This year, the Native American Student Affairs department at the University of Arizona is commemorating the month by remembering the roots of indigenous people and their history. In the United States, November is dedicated, on a national level, to the indigenous community.
“We are bringing faculty [and] community leaders, and we are having a real discussion on not giving up who you are, even when you come to college,” said Tiffany Sorrell, a graduate assistant who is part of NASA and a member of the Diné Tribe.
According to Sorrell, for a long time, native people have been told to assimilate and that if they want to be successful on campus they have to go with mainstream standards. However, “by talking to faculty members, they’re able to empower our students to keep their identity and thrive with it,” Sorrell said.
One event NASA held earlier this month was a Diné language and cultural program with Lyle Harvey, a Diné language coach. Harvey visited NASA and interacted with the students, singing songs and telling tales of the Diné people and their origin.
Harvey said the connection between the native people and their native tongue is essential in terms of identity. In order to connect to one’s indigenous roots, one must learn the language and be conscious of the history.
“November is a month where we are reminded of our ancestors and our heritage, but why should it be just this month?” said senior Austin Velasquez, an Apache-affiliated criminal justice major. “It should be every day where we should remember our heritage and that we exist.”
According to faculty, something NASA would like to see more of is a conscious recognition of Native American people’s presence at the university, along with recognizing that the university is located on Tohono O'odham land.

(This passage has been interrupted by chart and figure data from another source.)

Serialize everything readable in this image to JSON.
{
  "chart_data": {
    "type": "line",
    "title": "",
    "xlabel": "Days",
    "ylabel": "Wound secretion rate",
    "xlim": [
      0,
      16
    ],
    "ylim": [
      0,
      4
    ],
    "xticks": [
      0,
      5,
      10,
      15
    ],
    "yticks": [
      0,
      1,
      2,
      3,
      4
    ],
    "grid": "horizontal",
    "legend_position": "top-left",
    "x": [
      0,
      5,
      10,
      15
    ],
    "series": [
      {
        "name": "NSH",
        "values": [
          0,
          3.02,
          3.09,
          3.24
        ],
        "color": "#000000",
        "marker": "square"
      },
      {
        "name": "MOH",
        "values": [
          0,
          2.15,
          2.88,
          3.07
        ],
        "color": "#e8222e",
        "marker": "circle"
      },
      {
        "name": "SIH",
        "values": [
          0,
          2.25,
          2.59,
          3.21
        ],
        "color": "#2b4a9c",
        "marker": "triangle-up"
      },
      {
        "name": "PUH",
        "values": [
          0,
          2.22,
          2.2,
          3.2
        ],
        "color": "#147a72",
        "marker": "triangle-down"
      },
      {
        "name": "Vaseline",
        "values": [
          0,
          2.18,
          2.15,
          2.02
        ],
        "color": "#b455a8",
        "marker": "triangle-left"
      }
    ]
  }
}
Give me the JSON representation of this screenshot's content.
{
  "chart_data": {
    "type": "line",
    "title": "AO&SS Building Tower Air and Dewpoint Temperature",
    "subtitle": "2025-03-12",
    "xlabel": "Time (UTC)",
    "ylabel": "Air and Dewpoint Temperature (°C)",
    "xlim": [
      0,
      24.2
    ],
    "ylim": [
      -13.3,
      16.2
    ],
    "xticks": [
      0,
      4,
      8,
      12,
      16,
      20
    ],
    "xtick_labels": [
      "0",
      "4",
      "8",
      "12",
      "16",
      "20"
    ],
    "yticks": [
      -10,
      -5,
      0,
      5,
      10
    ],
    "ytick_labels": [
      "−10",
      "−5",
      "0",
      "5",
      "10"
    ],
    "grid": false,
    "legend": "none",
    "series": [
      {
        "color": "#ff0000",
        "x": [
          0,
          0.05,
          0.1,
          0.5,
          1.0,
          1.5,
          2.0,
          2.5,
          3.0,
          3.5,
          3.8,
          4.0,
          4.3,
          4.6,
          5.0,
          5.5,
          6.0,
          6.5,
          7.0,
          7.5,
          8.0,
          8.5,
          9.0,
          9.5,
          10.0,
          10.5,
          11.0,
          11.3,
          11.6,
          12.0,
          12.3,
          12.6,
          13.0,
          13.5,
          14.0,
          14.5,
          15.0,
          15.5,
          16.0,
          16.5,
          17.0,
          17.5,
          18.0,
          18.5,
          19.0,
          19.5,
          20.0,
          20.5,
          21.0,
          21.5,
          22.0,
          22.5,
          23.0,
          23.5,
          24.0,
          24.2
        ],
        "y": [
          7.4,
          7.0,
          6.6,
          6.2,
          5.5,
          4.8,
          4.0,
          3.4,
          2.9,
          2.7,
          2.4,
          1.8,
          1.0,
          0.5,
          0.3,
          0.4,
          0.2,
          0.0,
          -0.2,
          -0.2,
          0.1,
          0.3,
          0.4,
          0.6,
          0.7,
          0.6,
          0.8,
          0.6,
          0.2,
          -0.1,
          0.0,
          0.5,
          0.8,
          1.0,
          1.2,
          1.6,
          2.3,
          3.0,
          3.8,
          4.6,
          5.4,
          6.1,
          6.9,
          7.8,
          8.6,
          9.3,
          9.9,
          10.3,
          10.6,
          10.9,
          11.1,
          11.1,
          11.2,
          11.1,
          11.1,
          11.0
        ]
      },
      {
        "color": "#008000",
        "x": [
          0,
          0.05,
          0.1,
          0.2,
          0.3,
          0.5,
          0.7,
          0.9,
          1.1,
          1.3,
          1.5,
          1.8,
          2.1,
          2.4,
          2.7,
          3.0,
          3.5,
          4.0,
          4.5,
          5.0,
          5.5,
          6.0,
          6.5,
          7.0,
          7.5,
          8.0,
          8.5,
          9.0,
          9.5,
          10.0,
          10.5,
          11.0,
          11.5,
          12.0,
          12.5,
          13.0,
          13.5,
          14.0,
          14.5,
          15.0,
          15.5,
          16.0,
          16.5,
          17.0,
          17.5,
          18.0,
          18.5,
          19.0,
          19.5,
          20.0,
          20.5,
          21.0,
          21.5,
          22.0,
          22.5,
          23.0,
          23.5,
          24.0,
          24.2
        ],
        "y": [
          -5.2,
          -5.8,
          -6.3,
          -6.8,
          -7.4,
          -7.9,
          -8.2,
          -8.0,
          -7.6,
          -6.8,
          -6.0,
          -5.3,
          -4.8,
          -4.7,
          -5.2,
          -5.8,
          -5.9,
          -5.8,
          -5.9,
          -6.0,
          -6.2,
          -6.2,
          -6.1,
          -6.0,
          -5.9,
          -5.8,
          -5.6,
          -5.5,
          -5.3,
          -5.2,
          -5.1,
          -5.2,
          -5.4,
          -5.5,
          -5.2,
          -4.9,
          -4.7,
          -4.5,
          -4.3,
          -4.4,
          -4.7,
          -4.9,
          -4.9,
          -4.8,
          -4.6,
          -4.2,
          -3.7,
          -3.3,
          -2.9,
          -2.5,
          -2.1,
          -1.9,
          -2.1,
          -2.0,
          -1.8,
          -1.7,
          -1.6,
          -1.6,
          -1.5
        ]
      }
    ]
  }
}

“Words are powerful, really advocating for more support for indigenous people, and our communities, by incorporating acknowledgement of the ancestral lands that the university is guest on would be a sign of support,” said NASA coordinator Rachelle Simpson of the Acoma Tribe.
Incorporating Indigenous People’s Day on the calendar, instead of Columbus Day, could be a way to recognize UA’s native population.
The city of Tucson, as well as Arizona State University, have recognized this and changed their calendars to Indigenous People’s Day, but the UA calendar hasn’t, Simpson said.
Other events in November that recognize the indigenous communities at the UA include Hopi Top Making on Nov. 17, the True Meaning of Thanksgiving Potluck event on Nov. 20, Native American Heritage Night at the UA women’s basketball game on Nov. 28 and a closing blessing on Nov. 30.
“Anyone is welcome to come to our events. No matter where you are from or what your heritage is, you can learn about different indigenous cultures,” Simpson said.